Pearlfisher’s design for Innocent smoothies is simple and distinctive, like the product itself. Its work for Waitrose’s new personal care brand Umi makes the products look like food, using the fact that they include ingredients like rice and honey.
Meanwhile, skincare brand Aveda has introduced cork packaging for lipsticks. This recyclable material turns the lipstick into a premium product but fits Aveda’s philosophy of being ethical and responsible.
Clipper Teas, which won the latest Design Effectiveness Awards, moved away from the cliched plantation imagery and premium typography to a sober design inspired by National Geographic, whereby the region
where the tea is grown is illustrated by indigenous animals. With figures up 373% in 2004, with no other brand-building activity, Clipper founder Mike Brehme describes the identity as “the single most important activity we have undertaken in our 20-year history”.
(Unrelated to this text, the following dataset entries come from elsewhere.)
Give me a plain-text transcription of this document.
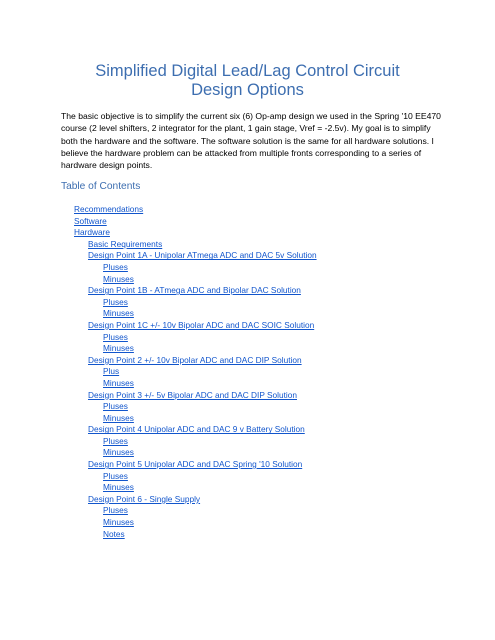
Simplified Digital Lead/Lag Control Circuit
Design Options

The basic objective is to simplify the current six (6) Op-amp design we used in the Spring '10 EE470 course (2 level shifters, 2 integrator for the plant, 1 gain stage, Vref = -2.5v). My goal is to simplify both the hardware and the software. The software solution is the same for all hardware solutions. I believe the hardware problem can be attacked from multiple fronts corresponding to a series of hardware design points.

Table of Contents
Recommendations
Software
Hardware
Basic Requirements
Design Point 1A - Unipolar ATmega ADC and DAC 5v Solution
Pluses
Minuses
Design Point 1B - ATmega ADC and Bipolar DAC Solution
Pluses
Minuses
Design Point 1C +/- 10v Bipolar ADC and DAC SOIC Solution
Pluses
Minuses
Design Point 2 +/- 10v Bipolar ADC and DAC DIP Solution
Plus
Minuses
Design Point 3 +/- 5v Bipolar ADC and DAC DIP Solution
Pluses
Minuses
Design Point 4 Unipolar ADC and DAC 9 v Battery Solution
Pluses
Minuses
Design Point 5 Unipolar ADC and DAC Spring '10 Solution
Pluses
Minuses
Design Point 6 - Single Supply
Pluses
Minuses
Notes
What these examples have in common is that their design is inextricably woven into their product values. The packaging is focused on communicating a single fact well. Williams says: “When you are doing new packaging, you don’t need a bigger food shot. The consumer knows it is food. You don’t need a cat licking lips - they know it is cat food. You need something that expresses the brand.
“In own label every piece of packaging is corporate. The one area of greatest weakness at Tesco is packaging. It is formulaic, doesn’t respect the customer and doesn’t reflect the genial nature of Tesco.”
Pearlfisher’s Ford believes any brand can benefit from a bolder proposition. “I would like to get my hands on Birds Eye peas. Many people forget that frozen peas are actually very fresh but it has become a price-based, commodity product. I would like to reposition it as a premium, pure product.”
Research by Dragon Brand Consulting shows credibility is higher for brands with strong, unique identities and packaging, which makes retailer copies look like cheap imitations. As Ainsworth says: “Brands needs to show originality and break free from category conventions. They have got to say one thing consistently to a high standard. It is not a tick box exercise, it’s about having something others cannot steal.”